Welcome to the Sparrows Nest

27 Jul

I am Vijay Anand Ismavel, a pediatric surgeon working at Makunda Christian Hospital (www.makunda.in), a remote rural Christian mission hospital in the state of Assam in northeast India. My wife, Ann Miriam, an anesthesiologist, works with me in the same hospital. We went there in 1992, a year after our marriage in December 1991, in response to a request to restart this closed down hospital. The hospital was taken over by the Emmanuel Hospital Association (www.eha-health.org) in 1992 and we joined in 1993. We have been here since then (excluding a period of 3 years when we were at the Christian Medical College at Vellore doing our postgraduate studies). We have seen God at work in our lives as well as in the lives of colleagues, students and patients who have come to this hospital over the years and consider it a privilege to be a part of this wonderful work.

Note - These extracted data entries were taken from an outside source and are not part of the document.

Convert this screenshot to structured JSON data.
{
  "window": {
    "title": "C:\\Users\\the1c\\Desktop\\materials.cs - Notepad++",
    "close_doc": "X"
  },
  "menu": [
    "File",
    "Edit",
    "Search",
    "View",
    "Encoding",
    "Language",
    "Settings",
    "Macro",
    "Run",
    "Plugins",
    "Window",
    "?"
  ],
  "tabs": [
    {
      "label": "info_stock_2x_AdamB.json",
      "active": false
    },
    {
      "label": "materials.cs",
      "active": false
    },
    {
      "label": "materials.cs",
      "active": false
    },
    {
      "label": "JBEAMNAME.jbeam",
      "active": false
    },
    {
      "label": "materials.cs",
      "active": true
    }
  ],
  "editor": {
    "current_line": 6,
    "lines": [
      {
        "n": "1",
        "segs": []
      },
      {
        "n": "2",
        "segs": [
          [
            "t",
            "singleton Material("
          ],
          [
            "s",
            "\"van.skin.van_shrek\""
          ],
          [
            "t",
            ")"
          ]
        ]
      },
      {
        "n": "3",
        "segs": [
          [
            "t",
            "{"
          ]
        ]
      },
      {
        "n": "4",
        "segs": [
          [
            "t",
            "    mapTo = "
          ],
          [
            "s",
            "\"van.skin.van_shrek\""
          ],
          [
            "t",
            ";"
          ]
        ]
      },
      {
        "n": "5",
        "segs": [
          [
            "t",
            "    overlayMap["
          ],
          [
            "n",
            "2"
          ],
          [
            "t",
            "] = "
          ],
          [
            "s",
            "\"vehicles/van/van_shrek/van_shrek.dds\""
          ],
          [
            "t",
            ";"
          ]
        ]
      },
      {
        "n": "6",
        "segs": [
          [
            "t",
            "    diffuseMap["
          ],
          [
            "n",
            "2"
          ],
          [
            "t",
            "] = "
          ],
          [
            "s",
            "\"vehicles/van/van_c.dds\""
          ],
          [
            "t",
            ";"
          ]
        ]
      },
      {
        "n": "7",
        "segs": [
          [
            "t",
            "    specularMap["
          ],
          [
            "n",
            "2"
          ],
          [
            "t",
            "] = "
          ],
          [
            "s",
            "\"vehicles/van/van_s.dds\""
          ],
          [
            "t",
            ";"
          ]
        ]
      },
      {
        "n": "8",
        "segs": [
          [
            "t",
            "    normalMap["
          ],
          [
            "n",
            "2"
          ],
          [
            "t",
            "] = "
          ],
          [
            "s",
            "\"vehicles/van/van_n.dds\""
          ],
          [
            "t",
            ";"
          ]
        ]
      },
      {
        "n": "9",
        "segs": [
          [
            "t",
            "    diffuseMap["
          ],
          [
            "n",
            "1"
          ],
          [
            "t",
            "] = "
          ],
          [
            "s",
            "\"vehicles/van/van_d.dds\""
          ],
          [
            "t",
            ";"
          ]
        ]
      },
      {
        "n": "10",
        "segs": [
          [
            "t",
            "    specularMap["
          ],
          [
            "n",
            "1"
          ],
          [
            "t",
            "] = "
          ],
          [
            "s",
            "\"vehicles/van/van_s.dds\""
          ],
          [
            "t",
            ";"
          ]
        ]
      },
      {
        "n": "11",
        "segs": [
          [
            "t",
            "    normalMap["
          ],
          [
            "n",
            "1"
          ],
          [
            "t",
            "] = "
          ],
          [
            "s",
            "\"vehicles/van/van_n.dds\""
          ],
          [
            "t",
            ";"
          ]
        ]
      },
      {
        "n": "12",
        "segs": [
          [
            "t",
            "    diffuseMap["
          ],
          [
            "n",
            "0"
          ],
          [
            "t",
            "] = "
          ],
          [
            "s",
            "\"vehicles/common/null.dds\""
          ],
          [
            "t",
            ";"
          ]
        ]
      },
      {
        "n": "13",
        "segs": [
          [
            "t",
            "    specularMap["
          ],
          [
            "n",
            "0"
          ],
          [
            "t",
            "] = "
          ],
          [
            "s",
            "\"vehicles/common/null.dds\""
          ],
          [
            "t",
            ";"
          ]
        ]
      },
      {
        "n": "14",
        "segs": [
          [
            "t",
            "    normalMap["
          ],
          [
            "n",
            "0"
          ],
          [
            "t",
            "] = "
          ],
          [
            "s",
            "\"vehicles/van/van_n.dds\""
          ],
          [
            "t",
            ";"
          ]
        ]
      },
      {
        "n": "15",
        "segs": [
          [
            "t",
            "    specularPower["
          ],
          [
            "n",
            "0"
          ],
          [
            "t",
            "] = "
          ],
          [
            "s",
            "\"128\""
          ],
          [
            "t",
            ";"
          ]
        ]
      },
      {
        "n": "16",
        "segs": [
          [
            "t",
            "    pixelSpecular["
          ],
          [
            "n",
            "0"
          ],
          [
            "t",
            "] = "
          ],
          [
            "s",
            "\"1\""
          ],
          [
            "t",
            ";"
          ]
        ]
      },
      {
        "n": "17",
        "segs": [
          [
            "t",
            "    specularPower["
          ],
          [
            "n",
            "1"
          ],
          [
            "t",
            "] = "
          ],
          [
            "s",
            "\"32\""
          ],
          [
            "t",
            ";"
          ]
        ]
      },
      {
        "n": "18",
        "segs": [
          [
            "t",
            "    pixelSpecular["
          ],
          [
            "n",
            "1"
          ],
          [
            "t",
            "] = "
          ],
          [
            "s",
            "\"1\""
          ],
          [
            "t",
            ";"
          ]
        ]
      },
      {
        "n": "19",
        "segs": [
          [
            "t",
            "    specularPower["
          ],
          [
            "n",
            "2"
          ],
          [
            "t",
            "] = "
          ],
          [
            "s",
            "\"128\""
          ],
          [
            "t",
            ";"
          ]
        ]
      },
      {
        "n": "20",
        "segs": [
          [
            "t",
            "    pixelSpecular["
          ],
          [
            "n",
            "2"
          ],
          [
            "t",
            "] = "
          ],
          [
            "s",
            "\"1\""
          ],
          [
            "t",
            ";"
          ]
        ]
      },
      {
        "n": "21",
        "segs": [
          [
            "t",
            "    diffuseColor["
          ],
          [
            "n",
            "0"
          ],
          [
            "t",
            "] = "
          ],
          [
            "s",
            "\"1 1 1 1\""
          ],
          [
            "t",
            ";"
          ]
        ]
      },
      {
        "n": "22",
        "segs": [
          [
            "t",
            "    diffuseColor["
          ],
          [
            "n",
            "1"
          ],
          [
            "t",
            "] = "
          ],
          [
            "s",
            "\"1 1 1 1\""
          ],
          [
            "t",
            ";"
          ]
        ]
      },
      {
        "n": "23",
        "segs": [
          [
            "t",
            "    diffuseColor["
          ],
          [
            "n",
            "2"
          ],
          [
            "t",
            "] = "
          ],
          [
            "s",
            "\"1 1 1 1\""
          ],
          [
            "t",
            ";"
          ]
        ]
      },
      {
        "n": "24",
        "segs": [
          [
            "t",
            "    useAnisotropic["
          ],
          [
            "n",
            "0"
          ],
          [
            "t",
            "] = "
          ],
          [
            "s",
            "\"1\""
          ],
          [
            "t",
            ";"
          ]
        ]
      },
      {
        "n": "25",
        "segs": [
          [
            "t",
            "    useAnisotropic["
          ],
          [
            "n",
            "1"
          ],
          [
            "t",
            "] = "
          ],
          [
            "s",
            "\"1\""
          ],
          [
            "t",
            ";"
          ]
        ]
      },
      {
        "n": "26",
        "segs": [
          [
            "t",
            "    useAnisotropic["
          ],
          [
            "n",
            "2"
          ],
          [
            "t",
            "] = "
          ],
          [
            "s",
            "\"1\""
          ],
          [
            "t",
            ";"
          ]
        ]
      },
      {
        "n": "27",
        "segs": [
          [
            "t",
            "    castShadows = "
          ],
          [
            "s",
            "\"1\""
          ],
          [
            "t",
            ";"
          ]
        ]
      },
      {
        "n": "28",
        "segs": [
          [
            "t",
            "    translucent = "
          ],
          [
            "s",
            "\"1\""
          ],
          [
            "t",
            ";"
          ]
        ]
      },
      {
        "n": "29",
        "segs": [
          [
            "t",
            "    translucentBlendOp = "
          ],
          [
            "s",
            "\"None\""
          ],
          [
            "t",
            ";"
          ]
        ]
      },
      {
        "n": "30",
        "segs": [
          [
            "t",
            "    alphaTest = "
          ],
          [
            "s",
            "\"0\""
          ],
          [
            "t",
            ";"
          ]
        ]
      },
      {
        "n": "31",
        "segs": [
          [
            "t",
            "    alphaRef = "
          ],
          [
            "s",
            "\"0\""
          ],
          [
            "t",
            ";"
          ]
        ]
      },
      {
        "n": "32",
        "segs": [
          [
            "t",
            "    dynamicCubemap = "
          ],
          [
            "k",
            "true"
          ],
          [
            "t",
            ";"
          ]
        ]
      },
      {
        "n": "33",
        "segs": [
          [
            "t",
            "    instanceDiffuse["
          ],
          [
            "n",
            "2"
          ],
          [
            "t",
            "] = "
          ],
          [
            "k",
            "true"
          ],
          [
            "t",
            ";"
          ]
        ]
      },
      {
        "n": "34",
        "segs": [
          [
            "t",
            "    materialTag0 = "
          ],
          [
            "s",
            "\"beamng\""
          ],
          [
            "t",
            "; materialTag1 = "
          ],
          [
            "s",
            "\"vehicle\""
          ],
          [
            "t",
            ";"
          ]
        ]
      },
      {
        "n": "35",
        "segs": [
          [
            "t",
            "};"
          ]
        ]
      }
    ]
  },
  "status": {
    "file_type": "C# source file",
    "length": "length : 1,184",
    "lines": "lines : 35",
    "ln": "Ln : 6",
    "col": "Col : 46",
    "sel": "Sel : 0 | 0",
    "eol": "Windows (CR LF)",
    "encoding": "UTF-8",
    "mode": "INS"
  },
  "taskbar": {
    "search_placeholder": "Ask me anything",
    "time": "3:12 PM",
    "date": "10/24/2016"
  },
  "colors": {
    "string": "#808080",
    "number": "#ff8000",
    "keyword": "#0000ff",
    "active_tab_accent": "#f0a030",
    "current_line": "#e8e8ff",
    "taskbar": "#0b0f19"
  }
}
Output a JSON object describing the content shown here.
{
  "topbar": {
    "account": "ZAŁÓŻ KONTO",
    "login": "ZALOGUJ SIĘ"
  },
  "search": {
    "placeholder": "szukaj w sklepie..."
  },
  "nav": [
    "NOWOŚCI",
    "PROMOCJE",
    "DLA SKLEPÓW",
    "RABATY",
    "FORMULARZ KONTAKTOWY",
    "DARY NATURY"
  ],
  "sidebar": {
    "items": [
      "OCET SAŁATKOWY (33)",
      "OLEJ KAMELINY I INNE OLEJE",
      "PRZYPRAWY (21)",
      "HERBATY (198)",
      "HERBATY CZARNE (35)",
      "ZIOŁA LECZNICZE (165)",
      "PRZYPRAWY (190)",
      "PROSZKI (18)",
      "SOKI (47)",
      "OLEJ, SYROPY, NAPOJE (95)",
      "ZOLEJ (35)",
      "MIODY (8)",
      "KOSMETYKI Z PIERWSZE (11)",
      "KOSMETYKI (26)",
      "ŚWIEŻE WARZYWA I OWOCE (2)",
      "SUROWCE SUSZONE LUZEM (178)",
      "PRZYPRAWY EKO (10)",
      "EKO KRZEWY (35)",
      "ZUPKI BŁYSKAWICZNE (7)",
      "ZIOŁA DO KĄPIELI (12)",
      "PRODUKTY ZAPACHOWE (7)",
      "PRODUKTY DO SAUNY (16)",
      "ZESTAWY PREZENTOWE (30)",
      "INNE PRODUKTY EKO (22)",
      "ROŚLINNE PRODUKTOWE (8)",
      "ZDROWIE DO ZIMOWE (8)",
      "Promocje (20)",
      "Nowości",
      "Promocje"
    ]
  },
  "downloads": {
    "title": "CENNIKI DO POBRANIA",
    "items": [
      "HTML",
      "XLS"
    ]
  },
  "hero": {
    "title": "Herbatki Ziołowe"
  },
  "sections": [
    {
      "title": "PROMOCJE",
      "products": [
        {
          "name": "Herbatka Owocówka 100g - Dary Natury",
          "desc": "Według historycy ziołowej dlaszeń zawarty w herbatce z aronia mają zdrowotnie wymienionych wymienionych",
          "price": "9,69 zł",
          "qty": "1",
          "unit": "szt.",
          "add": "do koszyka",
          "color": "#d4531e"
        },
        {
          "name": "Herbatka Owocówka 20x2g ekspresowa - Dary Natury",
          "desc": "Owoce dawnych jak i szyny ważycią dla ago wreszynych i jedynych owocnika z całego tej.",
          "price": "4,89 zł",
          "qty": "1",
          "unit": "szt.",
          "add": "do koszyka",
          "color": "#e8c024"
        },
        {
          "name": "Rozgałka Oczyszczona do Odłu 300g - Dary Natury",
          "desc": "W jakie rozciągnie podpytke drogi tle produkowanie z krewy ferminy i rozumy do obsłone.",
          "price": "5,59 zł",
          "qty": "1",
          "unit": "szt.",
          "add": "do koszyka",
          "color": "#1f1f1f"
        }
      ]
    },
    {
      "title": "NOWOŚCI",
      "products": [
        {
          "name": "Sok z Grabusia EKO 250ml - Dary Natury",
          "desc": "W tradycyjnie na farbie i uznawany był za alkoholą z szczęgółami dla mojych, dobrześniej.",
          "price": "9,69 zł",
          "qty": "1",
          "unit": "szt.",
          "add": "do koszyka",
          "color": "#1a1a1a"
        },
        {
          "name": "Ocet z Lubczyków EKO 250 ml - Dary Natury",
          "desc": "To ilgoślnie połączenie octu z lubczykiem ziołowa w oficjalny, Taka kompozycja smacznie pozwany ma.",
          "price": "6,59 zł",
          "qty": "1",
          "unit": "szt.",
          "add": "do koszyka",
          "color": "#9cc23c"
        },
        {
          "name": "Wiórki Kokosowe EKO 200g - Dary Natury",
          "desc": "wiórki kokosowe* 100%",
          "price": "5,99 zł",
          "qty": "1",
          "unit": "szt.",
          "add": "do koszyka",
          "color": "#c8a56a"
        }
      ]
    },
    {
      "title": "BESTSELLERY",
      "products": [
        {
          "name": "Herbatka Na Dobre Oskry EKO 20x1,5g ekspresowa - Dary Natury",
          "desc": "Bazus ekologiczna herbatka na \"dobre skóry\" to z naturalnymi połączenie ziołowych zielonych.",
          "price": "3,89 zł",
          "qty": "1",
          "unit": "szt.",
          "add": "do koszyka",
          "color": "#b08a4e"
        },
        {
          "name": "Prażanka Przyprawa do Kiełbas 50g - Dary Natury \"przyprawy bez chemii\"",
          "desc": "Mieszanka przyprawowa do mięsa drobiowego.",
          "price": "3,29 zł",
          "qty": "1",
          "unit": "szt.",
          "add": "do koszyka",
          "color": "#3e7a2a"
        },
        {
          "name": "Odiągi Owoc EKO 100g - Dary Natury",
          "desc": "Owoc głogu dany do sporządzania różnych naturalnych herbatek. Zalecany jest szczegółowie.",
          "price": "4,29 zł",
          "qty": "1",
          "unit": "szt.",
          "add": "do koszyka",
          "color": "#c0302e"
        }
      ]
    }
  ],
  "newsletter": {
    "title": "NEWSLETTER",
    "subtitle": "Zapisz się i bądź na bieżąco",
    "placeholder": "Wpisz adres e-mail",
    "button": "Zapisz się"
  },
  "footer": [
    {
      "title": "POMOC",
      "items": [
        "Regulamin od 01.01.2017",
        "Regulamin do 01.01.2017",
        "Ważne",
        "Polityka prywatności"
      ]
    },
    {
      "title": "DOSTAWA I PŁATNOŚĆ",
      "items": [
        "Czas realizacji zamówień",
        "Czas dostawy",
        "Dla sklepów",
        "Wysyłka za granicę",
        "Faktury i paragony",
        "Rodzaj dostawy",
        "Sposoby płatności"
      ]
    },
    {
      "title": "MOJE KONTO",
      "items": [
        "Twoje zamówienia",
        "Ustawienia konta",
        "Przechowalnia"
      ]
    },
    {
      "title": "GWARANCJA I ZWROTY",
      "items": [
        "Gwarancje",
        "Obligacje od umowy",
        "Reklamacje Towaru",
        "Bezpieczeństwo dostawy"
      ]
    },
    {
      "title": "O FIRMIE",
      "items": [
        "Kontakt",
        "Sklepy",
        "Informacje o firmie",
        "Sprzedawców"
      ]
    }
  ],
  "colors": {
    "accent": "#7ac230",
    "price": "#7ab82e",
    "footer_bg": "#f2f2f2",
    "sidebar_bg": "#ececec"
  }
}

I am also keenly interested in photography (especially birds) and it has been a great experience walking around the large campus here discovering and photographing all sorts of insects, plant life, birds and mammals. Our two daughters, Hannah (14) and Deborah (9) stay with us and study at the Makunda Christian High School which was started by the hospital in the same campus.

We have had great encouraging experiences as well as times of discouragement in the past 20 years. Whenever we went through difficulties we were reminded of the song, “His eye is on the sparrow…” ; hence the name of this site. God reminds us that He is always watching over us.

We look forward to sharing thoughts on work, photography, wildlife, medicine and any others that come to mind on this site.